Judge Korman was a native of Washington. He attended the old Central High School and earned two law degrees at Georgetown University. He was admitted to the bar in 1925, and engaged in the private practice of law until joining the Corporation Counsel's office. The he served as chief of both the criminal and civil proceedings divsions, principal assistant corporation counsel, and acting corporation counsel, before going on the bench.
It was during his years with the Corporation Counsel's office that he appeared before the U.S. Supreme Court in the case of Bolling v. Sharpe, which along with Brown v. Board of Education determined the end of school desegregation. In his role as attorney for the D.C. School Board, he argued in favor of segregation.
He was a leading attorney for the District of Columbia during one of its most difficult periods. Popular demands for civil rights and expanding civil rights legislation collided with conservative laws enacted in another era, administered by appointed commissioners.
It was Judge Korman's job to dispassionately recommend actions relating to housing, job, and school discrimination in these highly charged times, and then take actions the commissioners wanted. When he was proposed for a judgeship in 1966, The Post, in an editorial, said he "richly deserves" it.

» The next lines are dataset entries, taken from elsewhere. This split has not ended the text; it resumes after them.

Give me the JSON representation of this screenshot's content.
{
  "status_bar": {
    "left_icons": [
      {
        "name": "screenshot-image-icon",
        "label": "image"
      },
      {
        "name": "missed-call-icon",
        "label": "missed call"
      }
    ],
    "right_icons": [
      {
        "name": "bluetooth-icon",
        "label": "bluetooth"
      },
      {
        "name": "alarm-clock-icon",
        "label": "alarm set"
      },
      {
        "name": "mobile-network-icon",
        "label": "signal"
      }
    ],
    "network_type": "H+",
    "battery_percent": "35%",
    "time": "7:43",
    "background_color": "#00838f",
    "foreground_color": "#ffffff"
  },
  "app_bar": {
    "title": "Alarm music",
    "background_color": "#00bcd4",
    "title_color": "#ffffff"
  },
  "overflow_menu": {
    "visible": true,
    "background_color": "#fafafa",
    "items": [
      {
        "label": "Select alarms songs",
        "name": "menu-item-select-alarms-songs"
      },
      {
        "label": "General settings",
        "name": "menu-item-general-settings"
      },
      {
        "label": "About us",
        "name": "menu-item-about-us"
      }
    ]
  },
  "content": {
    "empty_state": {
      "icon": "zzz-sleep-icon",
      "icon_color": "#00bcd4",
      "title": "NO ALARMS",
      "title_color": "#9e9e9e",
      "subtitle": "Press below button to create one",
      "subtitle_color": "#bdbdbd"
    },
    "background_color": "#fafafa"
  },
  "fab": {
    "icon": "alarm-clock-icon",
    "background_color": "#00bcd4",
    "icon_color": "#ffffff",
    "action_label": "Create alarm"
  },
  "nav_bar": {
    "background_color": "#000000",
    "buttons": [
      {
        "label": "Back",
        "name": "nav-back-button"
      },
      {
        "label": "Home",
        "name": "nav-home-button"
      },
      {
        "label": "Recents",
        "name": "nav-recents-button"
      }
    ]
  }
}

Judge Korman had served on the board of directors of the D.C. chapter of the Federal Bar Association and was a member of the bar's national council. He was a member of the American and D.C. bar associations. He was a founder of the National Lawyers Club, and a past president of the Municipal Officers Club of Washington. He was a 1965 recipient of the National Institute of Law Officers Distinguished Public Service Award, and was an honorary D.C. fire chief.
He was a member of the Washington Hebrew Congregation and had served on its board of directors and as president of its brotherhood. He also had served on the boards of the Hebrew Home of Greater Washington and the Jewish Historical Society.
Judge Korman had been a member of the executive board and past general counsel of the National Capital Area Council of Boy Scouts, and was a recipient of the Silver Beaver Award. He was a 32nd degree Scottish Rite Mason and in 1969 was the grand master of Masons of the District of Columbia.
His first wife, the former Bernice Rosenweig, died in 1970. Survivors include his wife, the former Mildred B. Tulman, of Washington; three children by his first marriage, James W. and Edward N., both of Arlington, and Sharon Weiss of Great Falls, Va., and one grandchild.